No dia 4 de Novembro Israel violou as tréguas em Gaza, assassinando seis membros do Hamas. Até lá, não fez cumprir a sua parte de um acordo que nunca reconheceu publicamente: garantir a abertura, pelo cúmplice egípcio, da passagem em Rafah. Se faltasse mais alguma prova da má-fé dos argumentos para a actual ofensiva, a confissão de que este ataque está a ser preparado há seis meses chegaria para deixar tudo muito claro.
Além de objectivos circunstanciais (tentar ganhar as eleições ao Likud e aproveitar o vazio de poder nos EUA), o governo israelita espera poder entregar as ruínas de Gaza ao presidente Abbas. Na realidade, Israel está a dar força política aos fanáticos do Hamas e a enfraquecer os moderados na Cisjordânia, que assistem, atónitos, à barbárie em Gaza e ao silêncio do seu Pétain. É evidente que nunca se conseguirá uma paz duradoura com uma liderança palestiniana fraca. Mas a paz com duas nações viáveis não é o objectivo de Israel.
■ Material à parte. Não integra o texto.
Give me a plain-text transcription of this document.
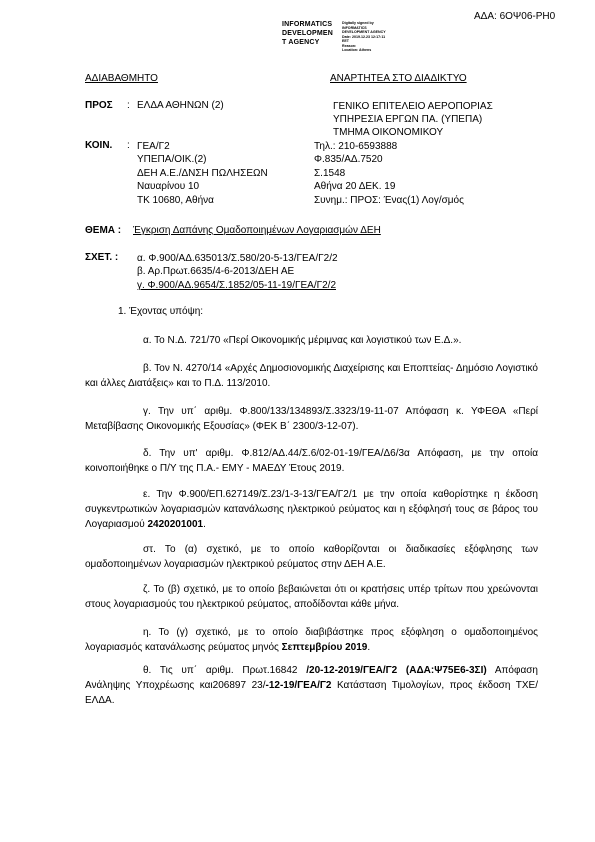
ΑΔΑ: 6ΟΨ06-ΡΗ0
INFORMATICS
DEVELOPMEN
T AGENCY
Digitally signed by
INFORMATICS
DEVELOPMENT AGENCY
Date: 2019.12.23 12:17:11
EET
Reason:
Location: Athens
ΑΔΙΑΒΑΘΜΗΤΟ	ΑΝΑΡΤΗΤΕΑ ΣΤΟ ΔΙΑΔΙΚΤΥΟ
ΠΡΟΣ : ΕΛΔΑ ΑΘΗΝΩΝ (2)	ΓΕΝΙΚΟ ΕΠΙΤΕΛΕΙΟ ΑΕΡΟΠΟΡΙΑΣ
ΥΠΗΡΕΣΙΑ ΕΡΓΩΝ ΠΑ. (ΥΠΕΠΑ)
ΤΜΗΜΑ ΟΙΚΟΝΟΜΙΚΟΥ
ΚΟΙΝ. : ΓΕΑ/Γ2
ΥΠΕΠΑ/ΟΙΚ.(2)
ΔΕΗ Α.Ε./ΔΝΣΗ ΠΩΛΗΣΕΩΝ
Ναυαρίνου 10
ΤΚ 10680, Αθήνα
Τηλ.: 210-6593888
Φ.835/ΑΔ.7520
Σ.1548
Αθήνα 20 ΔΕΚ. 19
Συνημ.: ΠΡΟΣ: Ένας(1) Λογ/σμός
ΘΕΜΑ : Έγκριση Δαπάνης Ομαδοποιημένων Λογαριασμών ΔΕΗ
ΣΧΕΤ. : α. Φ.900/ΑΔ.635013/Σ.580/20-5-13/ΓΕΑ/Γ2/2
β. Αρ.Πρωτ.6635/4-6-2013/ΔΕΗ ΑΕ
γ. Φ.900/ΑΔ.9654/Σ.1852/05-11-19/ΓΕΑ/Γ2/2
1. Έχοντας υπόψη:
α. Το Ν.Δ. 721/70 «Περί Οικονομικής μέριμνας και λογιστικού των Ε.Δ.».
β. Τον Ν. 4270/14 «Αρχές Δημοσιονομικής Διαχείρισης και Εποπτείας- Δημόσιο Λογιστικό και άλλες Διατάξεις» και το Π.Δ. 113/2010.
γ. Την υπ΄ αριθμ. Φ.800/133/134893/Σ.3323/19-11-07 Απόφαση κ. ΥΦΕΘΑ «Περί Μεταβίβασης Οικονομικής Εξουσίας» (ΦΕΚ Β΄ 2300/3-12-07).
δ. Την υπ' αριθμ. Φ.812/ΑΔ.44/Σ.6/02-01-19/ΓΕΑ/Δ6/3α Απόφαση, με την οποία κοινοποιήθηκε ο Π/Υ της Π.Α.- ΕΜΥ - ΜΑΕΔΥ Έτους 2019.
ε. Την Φ.900/ΕΠ.627149/Σ.23/1-3-13/ΓΕΑ/Γ2/1 με την οποία καθορίστηκε η έκδοση συγκεντρωτικών λογαριασμών κατανάλωσης ηλεκτρικού ρεύματος και η εξόφλησή τους σε βάρος του Λογαριασμού 2420201001.
στ. Το (α) σχετικό, με το οποίο καθορίζονται οι διαδικασίες εξόφλησης των ομαδοποιημένων λογαριασμών ηλεκτρικού ρεύματος στην ΔΕΗ Α.Ε.
ζ. Το (β) σχετικό, με το οποίο βεβαιώνεται ότι οι κρατήσεις υπέρ τρίτων που χρεώνονται στους λογαριασμούς του ηλεκτρικού ρεύματος, αποδίδονται κάθε μήνα.
η. Το (γ) σχετικό, με το οποίο διαβιβάστηκε προς εξόφληση ο ομαδοποιημένος λογαριασμός κατανάλωσης ρεύματος μηνός Σεπτεμβρίου 2019.
θ. Τις υπ΄ αριθμ. Πρωτ.16842 /20-12-2019/ΓΕΑ/Γ2 (ΑΔΑ:Ψ75Ε6-3ΣΙ) Απόφαση Ανάληψης Υποχρέωσης και206897 23/-12-19/ΓΕΑ/Γ2 Κατάσταση Τιμολογίων, προς έκδοση ΤΧΕ/ΕΛΔΑ.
O muro que cerca Gaza e que retalha a Cisjordânia, os checkpoints que impedem a circulação de civis dentro do seu próprio território e o boicote sistemático a qualquer normalidade no quotidiano e na economia da Palestina têm um único objectivo: fazer com que os palestinianos fujam do Inferno. Na realidade, Israel quer o mesmo que Ahmadinejad e o Hamas: riscar o vizinho do mapa. Apenas uma diferença: o seu propósito está cada vez mais próximo. E perante isto, o mundo exige aos palestinianos reiteradas provas de estoicismo e subserviência enquanto aceita com bonomia cada atropelo às mais elementares regras do direito internacional por parte de Israel.
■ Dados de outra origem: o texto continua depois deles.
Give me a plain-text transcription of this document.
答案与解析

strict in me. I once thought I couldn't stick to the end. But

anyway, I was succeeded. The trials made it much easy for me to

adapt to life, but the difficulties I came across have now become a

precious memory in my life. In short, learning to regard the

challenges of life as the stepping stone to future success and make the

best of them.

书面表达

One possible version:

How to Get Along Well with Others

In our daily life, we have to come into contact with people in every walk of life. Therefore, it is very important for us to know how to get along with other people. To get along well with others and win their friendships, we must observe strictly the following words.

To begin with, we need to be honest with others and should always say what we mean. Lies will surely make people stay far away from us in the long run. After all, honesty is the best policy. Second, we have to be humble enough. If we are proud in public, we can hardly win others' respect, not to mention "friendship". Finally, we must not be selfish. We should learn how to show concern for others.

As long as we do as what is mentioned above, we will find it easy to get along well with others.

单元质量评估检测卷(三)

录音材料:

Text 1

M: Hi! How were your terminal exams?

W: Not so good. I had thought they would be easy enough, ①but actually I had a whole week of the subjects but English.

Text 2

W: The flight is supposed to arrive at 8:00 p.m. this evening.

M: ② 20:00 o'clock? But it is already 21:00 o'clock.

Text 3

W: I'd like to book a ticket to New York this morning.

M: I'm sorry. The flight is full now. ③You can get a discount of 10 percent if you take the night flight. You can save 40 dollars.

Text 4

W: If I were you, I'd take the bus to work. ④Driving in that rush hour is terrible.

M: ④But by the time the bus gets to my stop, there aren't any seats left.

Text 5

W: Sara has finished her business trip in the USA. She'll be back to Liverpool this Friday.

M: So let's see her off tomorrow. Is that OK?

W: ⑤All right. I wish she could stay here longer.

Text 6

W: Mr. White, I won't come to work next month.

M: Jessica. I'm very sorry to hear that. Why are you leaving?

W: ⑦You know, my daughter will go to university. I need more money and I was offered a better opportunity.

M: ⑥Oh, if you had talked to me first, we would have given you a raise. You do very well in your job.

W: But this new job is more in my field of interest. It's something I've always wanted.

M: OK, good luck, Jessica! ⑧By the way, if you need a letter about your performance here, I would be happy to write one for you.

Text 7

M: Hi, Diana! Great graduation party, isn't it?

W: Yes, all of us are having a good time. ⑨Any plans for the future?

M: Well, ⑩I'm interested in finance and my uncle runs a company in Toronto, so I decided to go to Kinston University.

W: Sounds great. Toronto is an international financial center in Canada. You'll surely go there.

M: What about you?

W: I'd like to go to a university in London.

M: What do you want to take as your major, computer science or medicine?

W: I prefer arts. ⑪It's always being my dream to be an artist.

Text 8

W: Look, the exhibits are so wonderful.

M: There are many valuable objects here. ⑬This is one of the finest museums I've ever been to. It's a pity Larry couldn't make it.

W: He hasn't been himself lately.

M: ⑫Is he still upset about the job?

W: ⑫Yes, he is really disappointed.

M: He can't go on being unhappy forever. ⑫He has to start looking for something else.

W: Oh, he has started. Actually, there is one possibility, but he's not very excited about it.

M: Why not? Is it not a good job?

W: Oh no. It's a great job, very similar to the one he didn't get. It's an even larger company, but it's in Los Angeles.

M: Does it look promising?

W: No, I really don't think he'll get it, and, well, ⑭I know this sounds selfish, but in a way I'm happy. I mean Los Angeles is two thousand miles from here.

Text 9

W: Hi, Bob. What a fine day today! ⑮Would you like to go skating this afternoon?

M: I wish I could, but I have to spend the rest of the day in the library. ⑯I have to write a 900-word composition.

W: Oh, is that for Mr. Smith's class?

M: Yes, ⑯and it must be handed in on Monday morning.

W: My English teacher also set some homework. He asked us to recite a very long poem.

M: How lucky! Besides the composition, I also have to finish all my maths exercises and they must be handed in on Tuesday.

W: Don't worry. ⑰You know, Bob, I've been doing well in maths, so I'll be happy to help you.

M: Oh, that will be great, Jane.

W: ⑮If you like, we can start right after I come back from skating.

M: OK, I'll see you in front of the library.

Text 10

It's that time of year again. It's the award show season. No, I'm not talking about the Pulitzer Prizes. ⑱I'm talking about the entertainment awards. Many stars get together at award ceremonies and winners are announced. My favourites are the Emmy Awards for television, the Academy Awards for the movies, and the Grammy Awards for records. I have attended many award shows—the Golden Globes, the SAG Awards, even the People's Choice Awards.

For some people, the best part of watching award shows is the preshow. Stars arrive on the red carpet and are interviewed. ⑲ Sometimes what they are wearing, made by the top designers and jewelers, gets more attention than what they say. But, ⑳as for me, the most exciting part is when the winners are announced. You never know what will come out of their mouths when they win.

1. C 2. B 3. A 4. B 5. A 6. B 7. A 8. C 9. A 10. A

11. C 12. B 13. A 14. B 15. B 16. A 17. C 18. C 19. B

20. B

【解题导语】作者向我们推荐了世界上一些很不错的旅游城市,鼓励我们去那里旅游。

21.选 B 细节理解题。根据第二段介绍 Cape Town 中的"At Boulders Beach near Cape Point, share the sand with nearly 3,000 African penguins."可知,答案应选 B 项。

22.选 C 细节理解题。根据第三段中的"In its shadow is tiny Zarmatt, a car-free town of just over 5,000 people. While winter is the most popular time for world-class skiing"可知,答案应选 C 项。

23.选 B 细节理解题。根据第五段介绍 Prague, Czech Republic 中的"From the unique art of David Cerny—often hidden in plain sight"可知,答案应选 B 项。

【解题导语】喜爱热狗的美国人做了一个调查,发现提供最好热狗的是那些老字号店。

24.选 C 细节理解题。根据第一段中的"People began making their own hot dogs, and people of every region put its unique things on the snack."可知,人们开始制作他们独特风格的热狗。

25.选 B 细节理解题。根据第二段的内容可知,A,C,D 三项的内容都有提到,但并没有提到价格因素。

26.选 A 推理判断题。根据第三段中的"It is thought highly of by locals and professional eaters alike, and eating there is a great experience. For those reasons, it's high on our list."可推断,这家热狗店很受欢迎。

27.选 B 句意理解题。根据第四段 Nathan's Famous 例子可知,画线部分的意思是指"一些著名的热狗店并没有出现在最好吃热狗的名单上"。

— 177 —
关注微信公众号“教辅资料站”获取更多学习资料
As visões salomónicas deste conflito são apenas a versão cínica da lógica do agressor. É evidente que em nenhum conflito há 'bons' e 'maus'. É sempre mais complicado. Mas se ainda existem alguns critérios de justiça, o mundo não pode continuar a assistir em silêncio à destruição lenta, sistemática e com requintes de sadismo de todo um povo. Seja quem for o seu carrasco.
A escolha do Presidente
Cavaco Silva nunca pediu a fiscalização da constitucionalidade das normas que o incomodam no Estatuto Administrativo dos Açores. Tem esse direito. Mas, não sendo o nosso regime presidencialista, a sua legitimidade eleitoral não é superior à do Parlamento. O argumento de que a actual maioria do PS é circunstancial é antidemocrático. É tão circunstancial como o seu mandato. Se a questão é constitucional caberia ao Presidente dar a palavra ao Tribunal Constitucional. Se é política, é ao órgão legislativo que cabe a última palavra. Não estamos num impasse institucional. O Presidente escolheu fazer o confronto num terreno em que a Constituição garante a sua derrota. E foi derrotado. A vida continua.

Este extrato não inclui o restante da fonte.